Für den „Air“lebnis-Besuch auf dem Flugplatz Wyk muss die Gruppe aufgeteilt werden. Zu viele haben sich für die Tower-Besichtigung angemeldet. Was muss alles beachtet werden, damit ein Flugzeug starten und landen kann? Was hat das Wetter damit zu tun? Auf dem Tower erklärt der Flugleiter seine Aufgaben, nicht ohne zuvor die Kinder zu fragen, was sie bereits wissen oder sich vorstellen können. Ein echtes Flugzeug darf natürlich auch nicht fehlen: Wie sieht es aus und warum fliegt es? Alle dürfen einsteigen und den Steuerknüppel der einmotorigen Propellermaschine bewegen und sehen, was geschieht. Glück haben sie noch dazu, denn es starten und landen mehrere Maschinen, darunter auch ein Doppeldecker.

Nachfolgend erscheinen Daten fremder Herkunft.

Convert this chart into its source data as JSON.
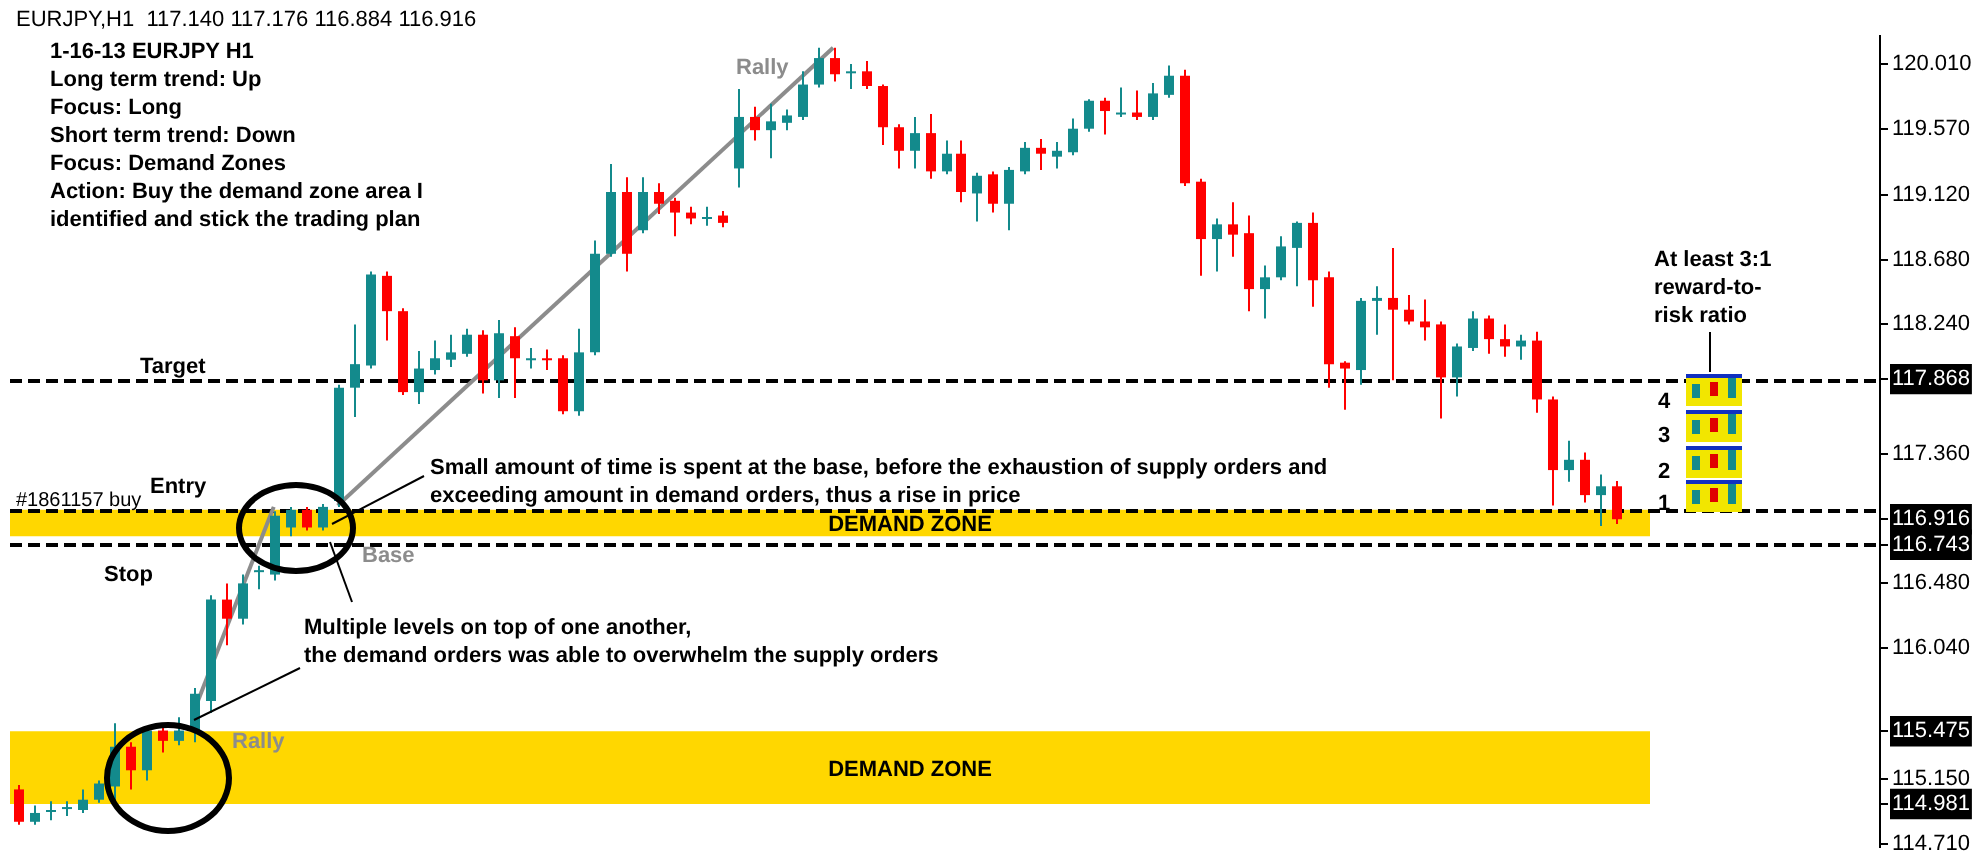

Mit Nationalpark-Wattführerin Mira Stavermann und ihrer Forke erkunden die Jüngsten in einer spielerischen Erlebnis-Wattführung den Meeresboden. Sie machen sich auf die Suche nach den „Small Five“, das sind Herzmuschel, Nordseegarnele, Wattschnecke, Wattwurm und Strandkrabbe, und sie lernen Miesmuscheln kennen und warum sie so heißen. Viele bringen eine eigene Schaufel mit und graben, was das Zeug hält. So im Matsch zu buddeln, macht eben Spaß. Auf meine Frage, ob sie etwas vom neu Gelernten behalten haben, geben sie offen zu: „Nicht viel, aber es war schön.“ Zum Abschluss erhalten alle einen Button, der sie als Wattforscher auszeichnet, und eine Postkarte mit den „Small Five“.
Vorlesungen im zur Uni umfunktionierten Kursaal ergänzen die Führungen.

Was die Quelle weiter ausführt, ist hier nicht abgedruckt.